I have developed this automatic bristle whenever someone tells me they lay in the tanning bed, whether they know about my history or not. I have friends who still lay in the tanning bed, having full knowledge of what I’ve been through. I honestly think this is just one of those things you don’t “get” until you’ve had to do it. And just like most illnesses, we fully believe “it won’t happen to me.”
Once again, I reiterate. It’s not worth it.
You want to be pretty and tan now? How about later when you’re wrinkly and, in my case, scarred?
Sure, I’ve been lucky. In the grand scheme of things, since they “got the cancer all out,” I’m really just inconvenienced. I need a caretaker for a little bit, I have to take a few days from work, I need to miss rehearsal the week before tech week begins (ugh!), I can’t shower or wash my hair without assistance, I can’t be active. I have yet another scar.

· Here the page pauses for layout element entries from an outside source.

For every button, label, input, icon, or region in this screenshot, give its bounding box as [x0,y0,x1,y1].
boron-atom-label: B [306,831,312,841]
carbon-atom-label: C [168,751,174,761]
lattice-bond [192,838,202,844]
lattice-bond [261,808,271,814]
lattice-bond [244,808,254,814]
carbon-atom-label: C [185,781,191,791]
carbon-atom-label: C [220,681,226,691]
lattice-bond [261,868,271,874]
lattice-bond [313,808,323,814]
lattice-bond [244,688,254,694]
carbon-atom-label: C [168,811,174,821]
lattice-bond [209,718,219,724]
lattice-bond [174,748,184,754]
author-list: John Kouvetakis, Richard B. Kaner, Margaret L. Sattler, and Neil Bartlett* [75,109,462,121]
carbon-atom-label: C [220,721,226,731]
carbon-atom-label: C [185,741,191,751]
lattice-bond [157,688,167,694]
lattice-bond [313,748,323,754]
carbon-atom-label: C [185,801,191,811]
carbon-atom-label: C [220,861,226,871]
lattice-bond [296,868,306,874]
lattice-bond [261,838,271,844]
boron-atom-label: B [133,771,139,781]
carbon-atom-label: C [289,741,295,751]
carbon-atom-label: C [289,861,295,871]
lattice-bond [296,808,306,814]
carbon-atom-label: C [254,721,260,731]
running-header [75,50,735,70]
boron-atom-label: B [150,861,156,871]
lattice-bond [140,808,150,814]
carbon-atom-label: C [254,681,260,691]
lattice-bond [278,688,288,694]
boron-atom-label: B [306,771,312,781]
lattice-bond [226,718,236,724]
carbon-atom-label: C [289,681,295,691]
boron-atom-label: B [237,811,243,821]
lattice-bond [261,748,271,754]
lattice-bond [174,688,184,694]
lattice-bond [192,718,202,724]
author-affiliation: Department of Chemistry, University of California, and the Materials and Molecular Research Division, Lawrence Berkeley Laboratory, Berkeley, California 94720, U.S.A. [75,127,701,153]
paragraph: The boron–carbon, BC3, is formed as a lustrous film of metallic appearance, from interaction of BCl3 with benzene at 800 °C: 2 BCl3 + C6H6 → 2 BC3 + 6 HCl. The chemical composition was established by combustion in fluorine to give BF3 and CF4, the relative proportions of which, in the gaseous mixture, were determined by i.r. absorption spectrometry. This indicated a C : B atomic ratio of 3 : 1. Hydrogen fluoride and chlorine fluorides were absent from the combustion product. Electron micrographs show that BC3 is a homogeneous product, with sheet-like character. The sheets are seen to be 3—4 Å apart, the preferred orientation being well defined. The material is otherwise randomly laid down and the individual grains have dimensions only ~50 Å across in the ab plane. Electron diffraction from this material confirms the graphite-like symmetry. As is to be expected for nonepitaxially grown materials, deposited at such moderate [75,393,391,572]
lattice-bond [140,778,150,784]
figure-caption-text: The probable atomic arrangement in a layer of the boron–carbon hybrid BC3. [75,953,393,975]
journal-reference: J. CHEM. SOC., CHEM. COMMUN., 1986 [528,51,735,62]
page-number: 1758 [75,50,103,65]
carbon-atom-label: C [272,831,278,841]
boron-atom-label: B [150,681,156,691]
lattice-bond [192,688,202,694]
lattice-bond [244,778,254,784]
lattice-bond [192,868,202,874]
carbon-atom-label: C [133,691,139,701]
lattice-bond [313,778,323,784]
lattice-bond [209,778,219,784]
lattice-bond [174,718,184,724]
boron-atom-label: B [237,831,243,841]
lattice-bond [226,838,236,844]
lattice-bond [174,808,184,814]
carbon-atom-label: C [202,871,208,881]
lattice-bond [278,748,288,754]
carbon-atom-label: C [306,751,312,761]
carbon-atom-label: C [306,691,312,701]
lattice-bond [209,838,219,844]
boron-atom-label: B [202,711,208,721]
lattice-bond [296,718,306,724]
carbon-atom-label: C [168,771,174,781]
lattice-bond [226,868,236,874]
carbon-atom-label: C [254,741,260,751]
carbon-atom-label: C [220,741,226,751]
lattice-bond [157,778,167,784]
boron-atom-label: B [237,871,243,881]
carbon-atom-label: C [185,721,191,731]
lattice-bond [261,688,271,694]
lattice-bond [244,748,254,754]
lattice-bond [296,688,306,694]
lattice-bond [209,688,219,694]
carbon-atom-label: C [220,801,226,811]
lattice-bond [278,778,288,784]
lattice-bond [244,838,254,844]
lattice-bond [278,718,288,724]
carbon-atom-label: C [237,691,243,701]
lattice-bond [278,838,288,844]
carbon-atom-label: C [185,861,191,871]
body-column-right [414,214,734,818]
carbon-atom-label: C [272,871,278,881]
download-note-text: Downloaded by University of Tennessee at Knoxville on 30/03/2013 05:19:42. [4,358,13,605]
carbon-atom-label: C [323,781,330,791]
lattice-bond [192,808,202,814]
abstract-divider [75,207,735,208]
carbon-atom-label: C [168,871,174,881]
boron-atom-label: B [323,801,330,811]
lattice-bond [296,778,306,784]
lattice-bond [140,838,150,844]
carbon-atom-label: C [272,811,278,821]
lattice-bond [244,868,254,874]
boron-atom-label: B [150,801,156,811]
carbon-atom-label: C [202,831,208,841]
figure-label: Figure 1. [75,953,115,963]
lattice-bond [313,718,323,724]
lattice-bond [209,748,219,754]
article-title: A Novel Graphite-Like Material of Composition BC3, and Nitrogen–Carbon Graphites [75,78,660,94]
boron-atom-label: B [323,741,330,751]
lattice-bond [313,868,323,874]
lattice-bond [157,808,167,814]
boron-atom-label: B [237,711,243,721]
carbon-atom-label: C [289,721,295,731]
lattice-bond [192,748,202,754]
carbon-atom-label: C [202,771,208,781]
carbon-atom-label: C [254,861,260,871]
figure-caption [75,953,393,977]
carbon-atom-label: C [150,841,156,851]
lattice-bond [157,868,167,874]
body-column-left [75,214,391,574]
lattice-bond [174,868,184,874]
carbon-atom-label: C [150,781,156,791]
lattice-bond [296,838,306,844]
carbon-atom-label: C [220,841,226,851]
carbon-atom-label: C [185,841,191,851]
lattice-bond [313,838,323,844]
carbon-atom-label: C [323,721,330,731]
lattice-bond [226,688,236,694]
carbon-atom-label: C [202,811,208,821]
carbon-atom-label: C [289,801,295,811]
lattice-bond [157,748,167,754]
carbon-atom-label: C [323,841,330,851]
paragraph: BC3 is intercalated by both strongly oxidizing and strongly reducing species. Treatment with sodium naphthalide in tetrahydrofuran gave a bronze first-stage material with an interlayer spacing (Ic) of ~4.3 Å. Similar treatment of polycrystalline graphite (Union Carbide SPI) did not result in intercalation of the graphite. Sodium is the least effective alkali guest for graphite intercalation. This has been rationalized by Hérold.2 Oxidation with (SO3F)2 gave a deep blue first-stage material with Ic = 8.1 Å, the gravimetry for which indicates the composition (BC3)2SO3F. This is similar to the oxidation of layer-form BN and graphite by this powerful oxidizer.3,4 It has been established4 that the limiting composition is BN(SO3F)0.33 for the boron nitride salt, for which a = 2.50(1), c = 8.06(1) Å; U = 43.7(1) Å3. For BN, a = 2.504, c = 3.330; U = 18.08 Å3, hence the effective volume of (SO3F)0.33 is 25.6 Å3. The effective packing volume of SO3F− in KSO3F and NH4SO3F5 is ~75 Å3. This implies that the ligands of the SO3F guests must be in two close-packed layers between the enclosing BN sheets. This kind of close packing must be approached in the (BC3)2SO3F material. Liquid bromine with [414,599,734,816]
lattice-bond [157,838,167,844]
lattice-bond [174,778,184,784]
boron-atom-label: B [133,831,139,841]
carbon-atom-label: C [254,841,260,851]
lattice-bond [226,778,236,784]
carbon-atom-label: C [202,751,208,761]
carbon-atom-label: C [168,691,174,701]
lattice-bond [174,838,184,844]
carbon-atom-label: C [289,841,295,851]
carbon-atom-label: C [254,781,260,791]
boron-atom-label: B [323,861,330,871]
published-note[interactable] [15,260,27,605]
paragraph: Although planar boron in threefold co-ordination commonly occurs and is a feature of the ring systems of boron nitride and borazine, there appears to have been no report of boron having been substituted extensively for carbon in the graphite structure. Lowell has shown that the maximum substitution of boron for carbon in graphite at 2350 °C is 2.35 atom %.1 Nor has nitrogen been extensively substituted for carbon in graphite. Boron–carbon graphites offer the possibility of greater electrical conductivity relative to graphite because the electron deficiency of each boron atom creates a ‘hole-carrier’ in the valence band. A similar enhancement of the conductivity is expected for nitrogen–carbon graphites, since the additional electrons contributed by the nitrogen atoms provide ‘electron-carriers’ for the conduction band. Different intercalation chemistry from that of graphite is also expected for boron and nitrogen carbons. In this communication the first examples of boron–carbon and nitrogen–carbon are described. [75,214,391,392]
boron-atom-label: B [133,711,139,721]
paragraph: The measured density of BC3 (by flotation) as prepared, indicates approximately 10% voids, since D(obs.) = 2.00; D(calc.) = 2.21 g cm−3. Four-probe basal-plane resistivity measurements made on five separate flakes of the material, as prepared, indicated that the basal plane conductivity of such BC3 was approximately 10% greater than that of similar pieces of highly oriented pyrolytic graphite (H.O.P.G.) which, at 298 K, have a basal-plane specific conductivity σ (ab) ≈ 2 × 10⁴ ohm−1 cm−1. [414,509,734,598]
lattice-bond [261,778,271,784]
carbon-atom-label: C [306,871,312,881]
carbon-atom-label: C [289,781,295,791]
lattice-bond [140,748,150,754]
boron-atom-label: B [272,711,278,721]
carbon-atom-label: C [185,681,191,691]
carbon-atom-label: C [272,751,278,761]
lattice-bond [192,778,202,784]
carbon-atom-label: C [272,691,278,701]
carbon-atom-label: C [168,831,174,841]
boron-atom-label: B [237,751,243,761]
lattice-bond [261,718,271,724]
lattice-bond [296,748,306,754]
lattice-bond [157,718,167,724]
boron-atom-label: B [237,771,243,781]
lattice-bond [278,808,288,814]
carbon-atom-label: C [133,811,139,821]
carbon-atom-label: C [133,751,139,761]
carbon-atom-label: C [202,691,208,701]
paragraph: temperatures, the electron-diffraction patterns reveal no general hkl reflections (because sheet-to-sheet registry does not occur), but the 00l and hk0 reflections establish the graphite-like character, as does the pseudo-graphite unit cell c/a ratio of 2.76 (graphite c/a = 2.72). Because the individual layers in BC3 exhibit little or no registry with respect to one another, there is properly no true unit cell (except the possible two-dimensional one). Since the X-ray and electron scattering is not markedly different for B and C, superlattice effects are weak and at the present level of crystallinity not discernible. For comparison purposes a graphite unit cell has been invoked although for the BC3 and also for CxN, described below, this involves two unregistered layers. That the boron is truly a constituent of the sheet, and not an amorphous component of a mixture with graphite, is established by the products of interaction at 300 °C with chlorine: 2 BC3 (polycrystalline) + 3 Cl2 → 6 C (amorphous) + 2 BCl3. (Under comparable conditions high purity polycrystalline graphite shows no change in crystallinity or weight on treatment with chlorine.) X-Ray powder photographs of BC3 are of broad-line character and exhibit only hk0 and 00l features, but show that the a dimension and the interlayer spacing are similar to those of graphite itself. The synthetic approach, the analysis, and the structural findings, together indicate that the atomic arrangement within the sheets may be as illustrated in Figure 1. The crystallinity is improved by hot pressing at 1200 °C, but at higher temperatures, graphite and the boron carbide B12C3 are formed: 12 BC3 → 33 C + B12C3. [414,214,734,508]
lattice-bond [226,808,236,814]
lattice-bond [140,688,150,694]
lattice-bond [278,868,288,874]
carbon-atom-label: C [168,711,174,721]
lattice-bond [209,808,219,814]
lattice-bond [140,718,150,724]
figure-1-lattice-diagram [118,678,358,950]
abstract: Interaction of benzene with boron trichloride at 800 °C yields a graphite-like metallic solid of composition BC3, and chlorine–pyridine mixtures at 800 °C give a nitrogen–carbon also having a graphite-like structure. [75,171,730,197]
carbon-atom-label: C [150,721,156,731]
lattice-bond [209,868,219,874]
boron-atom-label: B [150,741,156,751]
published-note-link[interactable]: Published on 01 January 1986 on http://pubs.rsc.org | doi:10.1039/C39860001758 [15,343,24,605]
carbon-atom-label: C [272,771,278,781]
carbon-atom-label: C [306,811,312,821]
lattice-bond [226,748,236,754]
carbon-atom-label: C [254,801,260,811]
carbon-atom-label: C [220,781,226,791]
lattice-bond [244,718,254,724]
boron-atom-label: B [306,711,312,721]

Every time I walk into the dermatologist’s office, the receptionist sighs and says, “You’re too young for this.” I hear that a lot.
When I sit in the waiting room, I’m generally the youngest person by about 30-40 years. And usually, I’m wondering if I’m the only one in there who is a sunscreen maniac, who doesn’t have skin cancer history in her family, and who was diagnosed with melanoma at 24.
Not everyone is lucky like I was; not everyone’s cancer is caught before it spreads.
It’s that time of year when everyone begins to visit the tanning salons. Don’t do it (and if you want a tan, there are so many safe alternative ways to get it). I’m beating a dead horse here, but I want to be heard. Don’t lay in the tanning bed. Reapply SPF 30+ when you’re in the sun. Go find a dermatologist and get a skin check. “I’m scared” or “I’m too busy” is not an excuse.
This time? I’m asking for a superman symbol scar. I want to feel invincible.